Preventing Another Tragedy: The Plight of Crimean Tatars

On May 18, 1944, the Soviet Union began the deportation of Crimean Tatars to Central Asia. Decades later, Tatars returned to an independent Ukraine. Since Russia’s illegally attempted annexation of Crimea in 2014, Crimean Tatars have borne the brunt of increasing human rights violations in the peninsula: they face searches, kidnappings, torture, killings, and the authoritarian shut-down of their cultural institutions. Recently, the Russian authorities banned the Mejlis, the Tatars’ legislature.

On May 16, 2016, the Dinu Patriciu Euraisa Center and the Ukrainian Embassy in the United States hosted a panel discussion on the Crimean Tatars’ plight and how the West should respond to the human rights situation.

The panel comprised Ukrainian Ambassador to the United States, H.E. Valeriy Chaly, Emine Dzheppar, first deputy minister in the Ukrainian Ministry of Information Policy, Ambassador John Herbst, director of the Dinu Patriciu Eurasia Center, and Dr. Agnia Grigas, a senior nonresident fellow in the Dinu Patriciu Eurasia Center.

The panel highlighted the three major issues facing the Crimea and in particular, the Tatar population. Agnia Grigas, who is the author of the new book Beyond Crimea, which examines Kremlin propaganda and a resurgent expansionist Russia, spoke about the Russian dominated narrative of the illegal annexation of Crimea and the subsequent actions taken against Tatars there.

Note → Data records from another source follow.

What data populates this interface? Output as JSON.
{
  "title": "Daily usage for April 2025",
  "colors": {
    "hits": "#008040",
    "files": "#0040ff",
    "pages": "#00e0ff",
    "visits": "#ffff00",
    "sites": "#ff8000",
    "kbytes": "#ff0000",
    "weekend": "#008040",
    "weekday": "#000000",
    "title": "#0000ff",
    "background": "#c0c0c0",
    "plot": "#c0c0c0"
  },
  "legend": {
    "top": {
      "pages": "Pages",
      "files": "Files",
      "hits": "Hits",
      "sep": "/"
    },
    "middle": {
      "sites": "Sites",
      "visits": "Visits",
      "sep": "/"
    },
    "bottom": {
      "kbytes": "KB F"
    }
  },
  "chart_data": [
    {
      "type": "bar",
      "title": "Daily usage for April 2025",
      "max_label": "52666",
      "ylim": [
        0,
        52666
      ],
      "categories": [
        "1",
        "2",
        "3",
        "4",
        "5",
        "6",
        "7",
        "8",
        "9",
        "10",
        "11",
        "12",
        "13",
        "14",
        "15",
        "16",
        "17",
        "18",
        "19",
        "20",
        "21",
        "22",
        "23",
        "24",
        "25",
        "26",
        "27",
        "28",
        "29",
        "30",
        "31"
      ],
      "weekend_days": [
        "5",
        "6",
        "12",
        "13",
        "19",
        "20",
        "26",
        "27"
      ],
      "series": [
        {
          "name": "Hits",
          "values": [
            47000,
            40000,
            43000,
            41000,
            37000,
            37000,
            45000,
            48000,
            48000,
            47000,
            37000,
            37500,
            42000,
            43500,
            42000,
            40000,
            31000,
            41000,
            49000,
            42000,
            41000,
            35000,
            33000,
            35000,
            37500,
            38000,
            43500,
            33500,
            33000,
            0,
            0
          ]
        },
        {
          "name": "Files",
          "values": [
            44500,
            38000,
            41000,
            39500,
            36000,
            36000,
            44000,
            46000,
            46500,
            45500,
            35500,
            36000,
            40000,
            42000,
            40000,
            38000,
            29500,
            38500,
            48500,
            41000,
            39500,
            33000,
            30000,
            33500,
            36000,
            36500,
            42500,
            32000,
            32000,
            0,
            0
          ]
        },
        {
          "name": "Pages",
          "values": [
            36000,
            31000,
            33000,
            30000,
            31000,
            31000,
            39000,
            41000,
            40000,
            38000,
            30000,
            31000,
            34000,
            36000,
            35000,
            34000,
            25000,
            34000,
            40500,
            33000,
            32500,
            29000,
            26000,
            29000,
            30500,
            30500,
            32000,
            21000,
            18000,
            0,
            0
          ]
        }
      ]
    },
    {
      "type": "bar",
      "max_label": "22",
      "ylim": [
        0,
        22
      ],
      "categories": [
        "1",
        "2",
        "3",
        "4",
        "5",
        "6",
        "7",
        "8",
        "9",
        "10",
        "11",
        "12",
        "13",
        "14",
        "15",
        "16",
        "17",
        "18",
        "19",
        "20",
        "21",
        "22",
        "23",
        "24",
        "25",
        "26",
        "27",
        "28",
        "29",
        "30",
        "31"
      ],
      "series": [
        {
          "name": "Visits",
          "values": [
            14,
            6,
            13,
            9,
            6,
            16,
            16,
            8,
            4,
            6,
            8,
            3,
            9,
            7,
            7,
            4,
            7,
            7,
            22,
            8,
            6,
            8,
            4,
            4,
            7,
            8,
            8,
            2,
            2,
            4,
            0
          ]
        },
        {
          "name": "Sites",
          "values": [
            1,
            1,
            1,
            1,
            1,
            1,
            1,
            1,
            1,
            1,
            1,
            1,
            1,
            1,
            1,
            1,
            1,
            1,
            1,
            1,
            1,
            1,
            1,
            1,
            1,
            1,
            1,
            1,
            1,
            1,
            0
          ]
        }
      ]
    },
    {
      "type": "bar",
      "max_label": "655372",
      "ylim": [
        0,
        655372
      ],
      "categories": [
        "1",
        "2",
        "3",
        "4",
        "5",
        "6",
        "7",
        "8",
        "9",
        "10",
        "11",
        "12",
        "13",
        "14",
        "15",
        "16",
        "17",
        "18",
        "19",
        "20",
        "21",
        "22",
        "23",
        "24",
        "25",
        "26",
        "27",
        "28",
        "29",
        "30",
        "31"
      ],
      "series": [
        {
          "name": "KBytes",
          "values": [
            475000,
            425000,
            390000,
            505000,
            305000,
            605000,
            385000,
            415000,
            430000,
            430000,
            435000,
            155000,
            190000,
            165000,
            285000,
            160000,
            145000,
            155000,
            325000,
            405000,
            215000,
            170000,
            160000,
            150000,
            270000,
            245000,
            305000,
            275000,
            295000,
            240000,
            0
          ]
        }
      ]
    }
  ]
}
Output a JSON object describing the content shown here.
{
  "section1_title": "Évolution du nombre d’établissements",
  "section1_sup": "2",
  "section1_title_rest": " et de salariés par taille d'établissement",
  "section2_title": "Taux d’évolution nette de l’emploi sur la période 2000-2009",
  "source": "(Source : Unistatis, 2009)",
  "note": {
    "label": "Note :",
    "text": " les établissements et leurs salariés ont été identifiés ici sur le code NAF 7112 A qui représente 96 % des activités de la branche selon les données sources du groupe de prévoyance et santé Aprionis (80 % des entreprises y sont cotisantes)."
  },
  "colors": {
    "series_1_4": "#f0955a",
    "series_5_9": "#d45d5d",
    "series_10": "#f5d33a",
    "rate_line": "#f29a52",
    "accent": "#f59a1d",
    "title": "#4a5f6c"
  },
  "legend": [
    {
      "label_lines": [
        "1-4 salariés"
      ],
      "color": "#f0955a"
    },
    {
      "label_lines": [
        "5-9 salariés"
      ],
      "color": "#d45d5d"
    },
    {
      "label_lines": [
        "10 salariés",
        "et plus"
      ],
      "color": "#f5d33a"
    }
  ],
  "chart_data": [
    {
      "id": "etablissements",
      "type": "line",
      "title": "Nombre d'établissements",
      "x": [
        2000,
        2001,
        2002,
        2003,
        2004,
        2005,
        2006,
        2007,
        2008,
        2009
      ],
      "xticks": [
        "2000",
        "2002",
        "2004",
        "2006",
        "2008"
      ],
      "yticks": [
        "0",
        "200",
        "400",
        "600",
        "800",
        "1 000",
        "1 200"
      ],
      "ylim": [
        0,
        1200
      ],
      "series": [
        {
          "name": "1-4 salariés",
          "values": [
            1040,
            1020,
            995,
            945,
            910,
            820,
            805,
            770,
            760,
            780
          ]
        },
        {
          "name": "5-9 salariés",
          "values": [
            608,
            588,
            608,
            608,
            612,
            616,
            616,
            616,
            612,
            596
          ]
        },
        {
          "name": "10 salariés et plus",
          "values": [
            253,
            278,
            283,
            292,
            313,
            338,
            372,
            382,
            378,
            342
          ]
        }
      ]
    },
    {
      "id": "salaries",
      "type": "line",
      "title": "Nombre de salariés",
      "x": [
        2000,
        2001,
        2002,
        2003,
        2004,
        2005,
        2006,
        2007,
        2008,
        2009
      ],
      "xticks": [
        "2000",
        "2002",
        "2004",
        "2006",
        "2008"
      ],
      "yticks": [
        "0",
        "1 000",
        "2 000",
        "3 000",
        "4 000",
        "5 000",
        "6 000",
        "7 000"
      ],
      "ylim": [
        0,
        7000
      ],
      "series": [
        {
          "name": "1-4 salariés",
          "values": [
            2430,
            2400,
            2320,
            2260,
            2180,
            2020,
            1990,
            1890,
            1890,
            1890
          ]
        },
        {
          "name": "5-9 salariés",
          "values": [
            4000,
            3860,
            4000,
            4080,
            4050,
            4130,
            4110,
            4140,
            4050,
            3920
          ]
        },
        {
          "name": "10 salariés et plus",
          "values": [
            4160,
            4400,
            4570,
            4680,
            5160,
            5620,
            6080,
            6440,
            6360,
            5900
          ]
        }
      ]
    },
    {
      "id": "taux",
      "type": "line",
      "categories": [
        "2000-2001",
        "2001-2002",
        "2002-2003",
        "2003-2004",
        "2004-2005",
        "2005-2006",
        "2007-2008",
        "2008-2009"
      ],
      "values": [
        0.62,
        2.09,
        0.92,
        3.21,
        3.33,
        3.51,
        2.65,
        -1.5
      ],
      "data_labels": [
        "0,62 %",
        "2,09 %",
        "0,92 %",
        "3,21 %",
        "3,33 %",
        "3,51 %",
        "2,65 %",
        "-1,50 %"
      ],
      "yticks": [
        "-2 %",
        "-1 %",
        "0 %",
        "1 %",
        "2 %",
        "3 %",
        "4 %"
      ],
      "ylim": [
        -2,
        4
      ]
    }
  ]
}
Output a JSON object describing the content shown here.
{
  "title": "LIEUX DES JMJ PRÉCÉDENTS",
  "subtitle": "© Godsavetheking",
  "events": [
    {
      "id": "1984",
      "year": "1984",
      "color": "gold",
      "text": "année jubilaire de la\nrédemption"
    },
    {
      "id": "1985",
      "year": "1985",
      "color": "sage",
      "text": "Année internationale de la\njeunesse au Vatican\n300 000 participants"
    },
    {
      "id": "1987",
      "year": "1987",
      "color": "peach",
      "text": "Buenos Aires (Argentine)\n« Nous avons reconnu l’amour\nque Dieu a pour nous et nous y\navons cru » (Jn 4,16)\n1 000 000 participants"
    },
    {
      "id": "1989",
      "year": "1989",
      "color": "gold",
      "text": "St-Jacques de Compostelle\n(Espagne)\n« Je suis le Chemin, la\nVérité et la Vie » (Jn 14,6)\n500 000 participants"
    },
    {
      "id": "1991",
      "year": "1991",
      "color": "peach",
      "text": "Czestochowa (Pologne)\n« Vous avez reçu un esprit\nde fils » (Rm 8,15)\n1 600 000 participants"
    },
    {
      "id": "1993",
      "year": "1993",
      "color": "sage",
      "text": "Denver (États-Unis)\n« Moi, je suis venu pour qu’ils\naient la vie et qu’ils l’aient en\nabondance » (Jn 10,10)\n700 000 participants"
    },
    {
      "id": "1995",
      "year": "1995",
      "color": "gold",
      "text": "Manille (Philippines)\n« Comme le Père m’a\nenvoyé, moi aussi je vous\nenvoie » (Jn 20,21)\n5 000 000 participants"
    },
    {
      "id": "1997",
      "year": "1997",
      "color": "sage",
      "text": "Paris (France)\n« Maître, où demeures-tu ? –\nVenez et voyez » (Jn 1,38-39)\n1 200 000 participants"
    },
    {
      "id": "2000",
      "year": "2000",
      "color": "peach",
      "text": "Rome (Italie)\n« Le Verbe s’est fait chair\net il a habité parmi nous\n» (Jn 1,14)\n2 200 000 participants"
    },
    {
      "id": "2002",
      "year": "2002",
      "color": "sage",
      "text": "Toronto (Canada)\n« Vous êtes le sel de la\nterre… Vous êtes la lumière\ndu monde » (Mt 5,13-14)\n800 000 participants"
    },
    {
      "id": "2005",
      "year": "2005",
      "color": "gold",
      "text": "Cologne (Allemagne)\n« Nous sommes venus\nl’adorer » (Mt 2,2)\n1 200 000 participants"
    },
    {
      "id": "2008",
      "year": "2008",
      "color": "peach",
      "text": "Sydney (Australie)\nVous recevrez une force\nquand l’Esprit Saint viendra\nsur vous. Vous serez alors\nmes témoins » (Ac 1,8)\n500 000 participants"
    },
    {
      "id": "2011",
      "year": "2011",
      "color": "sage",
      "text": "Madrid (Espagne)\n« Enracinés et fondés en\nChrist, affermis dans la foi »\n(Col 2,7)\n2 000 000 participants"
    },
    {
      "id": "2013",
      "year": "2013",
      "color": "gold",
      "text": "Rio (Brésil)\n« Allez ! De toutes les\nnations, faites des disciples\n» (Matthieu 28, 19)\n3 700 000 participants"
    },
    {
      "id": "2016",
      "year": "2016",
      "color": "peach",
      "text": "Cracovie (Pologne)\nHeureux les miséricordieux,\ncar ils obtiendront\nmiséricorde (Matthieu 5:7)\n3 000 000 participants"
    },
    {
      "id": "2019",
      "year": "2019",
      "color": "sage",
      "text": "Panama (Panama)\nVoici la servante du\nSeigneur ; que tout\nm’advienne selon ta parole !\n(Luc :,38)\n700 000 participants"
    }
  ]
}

Ambassador Herbst’s opening remarks reminded the audience of the recent banning of the Tatar Mejlis by Russian backed authorities in annexed Crimea. Herbst condemned the lack of response by both Western media and governments, the absence of which demonstrates both “Ukraine fatigue” and highlights Dr. Grigas’ concerns that Kremlin propaganda is dominating the Crimean narrative in the international community.

Ambassador Chaly and Ms. Dzheppar’s remarks outlined the reality of the Russian annexation and subsequent war in Eastern Ukraine. Crucially, Ms. Dzheppar, herself a Crimean Tatar, relayed the weight of cultural memory in shaping the situation for Tatars in Ukraine.

The event was an important discussion of the ongoing human rights abuses against a population whose cultural memory tells them exactly what happens when rights are eroded while the world watches.